Оглянувшись, Тревор застал как раз тот момент, когда Джозайя влетел на трамплин. Он не потянул на себя руль и вместо того, чтобы откинуться назад, подался вперед. К тому же недостаточно разогнался. Переднее колесо, соскочив с дорожки, нырнуло вниз, задняя часть велосипеда получила дополнительное ускорение и вытолкнула Джозайю вперед поверх руля. Тот держался мертвой хваткой и только поэтому не опередил в полете велосипед. С грациозностью циркового медведя Джозайя выполнил стойку на руках, а затем всем весом обрушился вниз. К счастью, он угодил обратно на сиденье, но акробатическое упражнение в воздухе не прошло даром: едва успев воссоединиться в падении, Джозайя и его велосипед тут же полетели в разные стороны. Мальчик кувырком покатился по площадке, на какой-то миг даже встав при этом в полный рост, но закончил тормозной путь, сгруппировавшись в бесформенную кучу.
— Чувак! Вот это крутизна! — воскликнул Тревор, спрыгивая со своего велосипеда.
Джозайя застонал.
— Ты как, в порядке? — Тревор, склонившись, вгляделся в лицо приятеля. Глаза открыты — это уже хороший знак. На щеке содран клочок кожи. Джозайя держался за локоть.

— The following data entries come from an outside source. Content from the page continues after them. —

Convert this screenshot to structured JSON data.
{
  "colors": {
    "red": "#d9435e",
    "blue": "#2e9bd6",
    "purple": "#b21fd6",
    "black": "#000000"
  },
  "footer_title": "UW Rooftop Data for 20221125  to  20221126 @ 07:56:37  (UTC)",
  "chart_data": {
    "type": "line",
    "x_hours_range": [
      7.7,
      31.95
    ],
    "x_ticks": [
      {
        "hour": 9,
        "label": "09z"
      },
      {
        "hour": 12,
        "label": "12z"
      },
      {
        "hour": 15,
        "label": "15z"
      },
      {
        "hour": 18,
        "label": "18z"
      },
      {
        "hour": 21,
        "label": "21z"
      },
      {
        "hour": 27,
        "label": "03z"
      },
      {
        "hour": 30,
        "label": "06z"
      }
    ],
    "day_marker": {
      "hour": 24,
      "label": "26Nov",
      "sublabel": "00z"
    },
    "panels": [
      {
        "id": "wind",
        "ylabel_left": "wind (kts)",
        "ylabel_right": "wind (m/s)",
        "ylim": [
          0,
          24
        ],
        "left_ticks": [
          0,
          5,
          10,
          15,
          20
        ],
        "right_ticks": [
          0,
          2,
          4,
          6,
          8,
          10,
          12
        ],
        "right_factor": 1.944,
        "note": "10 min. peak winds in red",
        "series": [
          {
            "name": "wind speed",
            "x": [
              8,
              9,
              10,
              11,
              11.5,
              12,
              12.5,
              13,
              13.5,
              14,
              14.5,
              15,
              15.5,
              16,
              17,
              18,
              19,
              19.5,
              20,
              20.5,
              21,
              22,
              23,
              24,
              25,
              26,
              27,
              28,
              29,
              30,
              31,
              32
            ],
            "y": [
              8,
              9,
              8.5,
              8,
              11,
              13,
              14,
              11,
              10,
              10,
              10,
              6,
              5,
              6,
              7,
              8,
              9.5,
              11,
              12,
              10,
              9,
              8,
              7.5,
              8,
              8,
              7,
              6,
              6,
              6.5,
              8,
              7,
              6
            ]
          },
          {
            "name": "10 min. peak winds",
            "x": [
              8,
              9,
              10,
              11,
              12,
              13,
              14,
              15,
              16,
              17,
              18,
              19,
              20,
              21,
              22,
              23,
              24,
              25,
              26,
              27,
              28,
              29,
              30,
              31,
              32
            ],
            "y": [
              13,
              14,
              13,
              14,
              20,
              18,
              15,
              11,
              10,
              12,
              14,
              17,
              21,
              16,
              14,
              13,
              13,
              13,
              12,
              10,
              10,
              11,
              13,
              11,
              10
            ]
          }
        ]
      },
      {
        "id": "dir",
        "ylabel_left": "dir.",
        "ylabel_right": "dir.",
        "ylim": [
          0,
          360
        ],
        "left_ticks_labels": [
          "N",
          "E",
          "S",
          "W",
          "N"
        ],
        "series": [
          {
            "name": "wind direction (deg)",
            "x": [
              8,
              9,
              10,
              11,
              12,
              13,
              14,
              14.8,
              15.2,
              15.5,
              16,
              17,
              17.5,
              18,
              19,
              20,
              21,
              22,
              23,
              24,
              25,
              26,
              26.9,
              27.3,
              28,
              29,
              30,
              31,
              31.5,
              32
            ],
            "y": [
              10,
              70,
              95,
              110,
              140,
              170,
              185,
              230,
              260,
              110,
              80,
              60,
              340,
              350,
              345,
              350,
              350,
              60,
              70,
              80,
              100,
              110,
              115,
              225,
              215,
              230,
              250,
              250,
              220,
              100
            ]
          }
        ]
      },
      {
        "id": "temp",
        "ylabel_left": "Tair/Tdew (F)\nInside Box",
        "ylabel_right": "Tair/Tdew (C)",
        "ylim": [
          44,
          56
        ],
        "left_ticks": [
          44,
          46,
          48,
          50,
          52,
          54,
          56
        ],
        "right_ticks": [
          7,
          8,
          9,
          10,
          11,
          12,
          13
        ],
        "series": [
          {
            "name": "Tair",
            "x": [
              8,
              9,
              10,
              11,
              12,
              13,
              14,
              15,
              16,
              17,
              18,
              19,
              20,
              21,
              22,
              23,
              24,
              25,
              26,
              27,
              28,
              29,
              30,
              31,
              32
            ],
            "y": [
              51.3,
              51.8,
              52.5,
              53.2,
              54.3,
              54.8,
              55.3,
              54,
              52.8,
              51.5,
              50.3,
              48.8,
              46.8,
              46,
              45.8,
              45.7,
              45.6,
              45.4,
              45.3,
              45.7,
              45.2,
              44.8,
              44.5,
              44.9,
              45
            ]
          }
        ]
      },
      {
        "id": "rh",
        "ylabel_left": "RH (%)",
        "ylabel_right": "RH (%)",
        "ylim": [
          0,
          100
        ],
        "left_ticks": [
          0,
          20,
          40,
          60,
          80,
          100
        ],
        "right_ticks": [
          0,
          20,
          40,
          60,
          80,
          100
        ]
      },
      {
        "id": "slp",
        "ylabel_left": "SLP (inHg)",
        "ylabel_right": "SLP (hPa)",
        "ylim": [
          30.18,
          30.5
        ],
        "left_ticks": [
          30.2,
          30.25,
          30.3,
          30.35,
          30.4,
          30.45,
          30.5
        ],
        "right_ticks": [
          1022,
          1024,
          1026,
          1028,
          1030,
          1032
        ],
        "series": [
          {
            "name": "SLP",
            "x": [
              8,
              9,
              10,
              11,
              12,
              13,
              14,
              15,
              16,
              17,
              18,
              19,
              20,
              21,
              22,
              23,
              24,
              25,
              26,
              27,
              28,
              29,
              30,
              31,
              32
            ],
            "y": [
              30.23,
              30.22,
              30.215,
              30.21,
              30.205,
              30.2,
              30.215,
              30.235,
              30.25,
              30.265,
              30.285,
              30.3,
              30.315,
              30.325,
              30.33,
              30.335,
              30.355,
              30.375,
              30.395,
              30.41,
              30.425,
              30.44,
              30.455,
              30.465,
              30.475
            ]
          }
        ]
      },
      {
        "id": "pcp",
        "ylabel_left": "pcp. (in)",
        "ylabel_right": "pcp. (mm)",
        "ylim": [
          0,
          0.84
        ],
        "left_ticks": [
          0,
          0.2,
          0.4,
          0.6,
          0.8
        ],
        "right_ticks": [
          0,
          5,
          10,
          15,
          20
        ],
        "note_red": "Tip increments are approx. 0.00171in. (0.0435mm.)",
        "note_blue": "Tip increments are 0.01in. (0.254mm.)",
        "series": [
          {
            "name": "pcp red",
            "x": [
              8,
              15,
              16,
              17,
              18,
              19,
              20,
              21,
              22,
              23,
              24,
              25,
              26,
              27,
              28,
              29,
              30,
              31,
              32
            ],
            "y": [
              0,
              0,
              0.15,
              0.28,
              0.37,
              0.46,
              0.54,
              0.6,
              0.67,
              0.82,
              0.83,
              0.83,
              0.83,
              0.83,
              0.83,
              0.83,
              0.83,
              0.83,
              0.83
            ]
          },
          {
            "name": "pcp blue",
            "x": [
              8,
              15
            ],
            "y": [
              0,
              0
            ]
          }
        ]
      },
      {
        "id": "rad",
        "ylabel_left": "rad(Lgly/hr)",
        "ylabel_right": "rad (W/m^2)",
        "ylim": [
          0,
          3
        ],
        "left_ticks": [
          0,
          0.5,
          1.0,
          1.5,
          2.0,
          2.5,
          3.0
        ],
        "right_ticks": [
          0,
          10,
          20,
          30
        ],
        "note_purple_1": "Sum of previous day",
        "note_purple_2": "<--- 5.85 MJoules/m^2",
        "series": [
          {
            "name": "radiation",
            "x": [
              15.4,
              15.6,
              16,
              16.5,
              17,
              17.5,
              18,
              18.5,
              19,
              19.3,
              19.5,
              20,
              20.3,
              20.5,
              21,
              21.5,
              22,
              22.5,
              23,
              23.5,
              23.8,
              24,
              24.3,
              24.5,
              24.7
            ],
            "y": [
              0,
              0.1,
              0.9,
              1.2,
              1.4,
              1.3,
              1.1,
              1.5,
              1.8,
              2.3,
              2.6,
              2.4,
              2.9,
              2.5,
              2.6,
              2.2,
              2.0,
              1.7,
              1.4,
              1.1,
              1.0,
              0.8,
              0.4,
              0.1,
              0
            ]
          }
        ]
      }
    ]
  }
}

— Дай посмотрю, — сказал Тревор.
Ладонь приятеля оказалась в крови. На руке у локтя был вырван небольшой кусочек мяса, из раны сочилась густо-красная вязкая кровь.
— Заживет, — решил Тревор, осмотрев рану с разных сторон.
Джозайя слабо улыбнулся. Тревор знал, что тот, как и другие ребята в школе, считают его большим специалистом в медицине — с тех пор как после несчастного случая он провел в больнице несколько недель. Тревор их не разубеждал. Хоть какая-то компенсация за тот ужас, который пришлось пережить.
Конечно, пребывание в отделении интенсивной терапии не слишком расширило его медицинские познания, разве что в той области, которая непосредственно его касалась. Теперь он знал, например, что в Соединенных Штатах в среднем тонет примерно двенадцать человек в день. Из них десять — мужского пола. Он знал, что «цианоз» — это синеватый оттенок, который приобретает кожа при недостатке кислорода в крови. Еще Тревор узнал, что даже правильно выполненным искусственным дыханием можно сломать человеку ребра. И что сломанные ребра болят при каждом вдохе.
После пережитого в больнице у Тревора появилось желание спасать людей, примерно так же, как врачи спасли его. Из комы он вышел с твердым знанием: нужно прожить свою жизнь правильно, нужно делать добро.
Люди, особенно дети, стали казаться ему чудесными существами, заключенными в тела как в скорлупу. Тревору пришла в голову мысль: сколько же детей в истории человечества безвременно умерло, и сколько всяких прекрасных вещей они смогли бы сделать, если бы остались живы. Ему хотелось посвятить свою жизнь тому, чтобы помогать людям выполнить свое предназначение.
После того несчастного случая у него появились очень серьезные для десятилетнего мальчика мысли. Побывав в коме, он словно повзрослел на много лет. За исключением нескольких невнятных фраз, сказанных им, едва он пришел в сознание, эти два события внешне никак не были связаны. Его домашние не пытались разобраться в причинах произошедшей с ним перемены, чувствуя, что она связана с болью и страхом, о которых Тревору не хочется вспоминать. Он даже наедине с собой не хотел копаться в этих воспоминаниях, загоняя их в самые дальние уголки памяти.